El porche es para los veranos y cálidos días de invierno. Dos ambientes en un mismo espacio que comparten esculturas de un mismo autor. La mesa de la izquierda, que hace las veces de mesa de comedor veraniego, es obra del escultor Cerolli. La otra, la de las tertulias a cobijo, la diseñó Pinya y se nutre de historia y anécdota en sus patas maceta. Barceló, Mompó y Tàpies adornan un salón con tres ambientes diferenciados. Esculturas y lienzos los firman un sinfín de artistas con quienes estableció «un momento de feeling». El galerista no desea mostrar sus pertenencias pero poco a poco ganamos su confianza.

Josep Pinya se sumerge en la placidez del silencio que invita a modelar proyectos.

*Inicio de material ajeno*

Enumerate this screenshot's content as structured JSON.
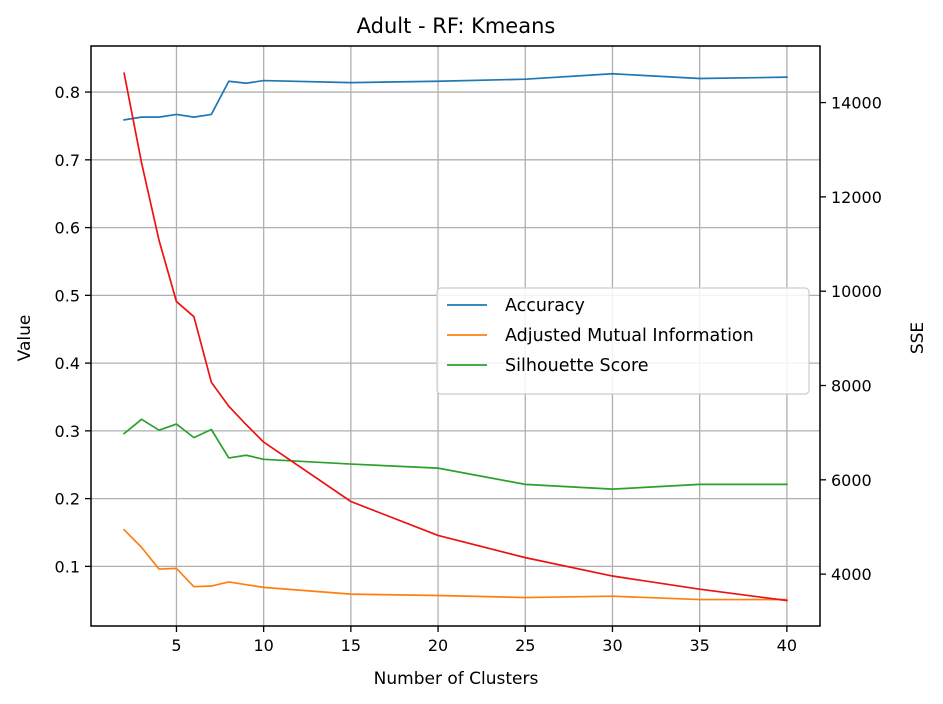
{
  "chart_data": {
    "type": "line",
    "title": "Adult - RF: Kmeans",
    "xlabel": "Number of Clusters",
    "ylabel": "Value",
    "y2label": "SSE",
    "x": [
      2,
      3,
      4,
      5,
      6,
      7,
      8,
      9,
      10,
      15,
      20,
      25,
      30,
      35,
      40
    ],
    "xticks": [
      5,
      10,
      15,
      20,
      25,
      30,
      35,
      40
    ],
    "xlim": [
      0.1,
      41.9
    ],
    "ylim": [
      0.012,
      0.868
    ],
    "yticks": [
      0.1,
      0.2,
      0.3,
      0.4,
      0.5,
      0.6,
      0.7,
      0.8
    ],
    "y2lim": [
      2900,
      15200
    ],
    "y2ticks": [
      4000,
      6000,
      8000,
      10000,
      12000,
      14000
    ],
    "grid": true,
    "legend_position": "center-right",
    "series": [
      {
        "name": "Accuracy",
        "axis": "left",
        "color": "#1f77b4",
        "values": [
          0.759,
          0.763,
          0.763,
          0.767,
          0.763,
          0.767,
          0.816,
          0.813,
          0.817,
          0.814,
          0.816,
          0.819,
          0.827,
          0.82,
          0.822
        ]
      },
      {
        "name": "Adjusted Mutual Information",
        "axis": "left",
        "color": "#ff7f0e",
        "values": [
          0.154,
          0.128,
          0.096,
          0.097,
          0.07,
          0.071,
          0.077,
          0.073,
          0.069,
          0.059,
          0.057,
          0.054,
          0.056,
          0.051,
          0.051
        ]
      },
      {
        "name": "Silhouette Score",
        "axis": "left",
        "color": "#2ca02c",
        "values": [
          0.296,
          0.317,
          0.301,
          0.31,
          0.29,
          0.302,
          0.26,
          0.264,
          0.258,
          0.251,
          0.245,
          0.221,
          0.214,
          0.221,
          0.221
        ]
      },
      {
        "axis": "right",
        "color": "#ee1111",
        "values": [
          14620,
          12720,
          11080,
          9780,
          9460,
          8070,
          7560,
          7170,
          6800,
          5540,
          4820,
          4350,
          3960,
          3680,
          3440
        ]
      }
    ]
  }
}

Tumbada casi en el suelo, una consigue la complicidad de Petra para fotografiarla junto a Pinya bajo uno de los pinos que rodean su hogar. Mientras tanto, Rita juega con las carpas del estanque cercano a la escultura de Ramis, un perro rojizo que vigila la entrada. Cleo dormita en la salita de estar, lugar de intimidad donde el arte se encarama a la chimenea. Los espacios distribuidores destilan arte en las pupilas de Pinya. Mira una obra y se produce un momento de feeling interesante. Pinya no ha perdido la capacidad de emocionarse ni el arte de conquistarnos.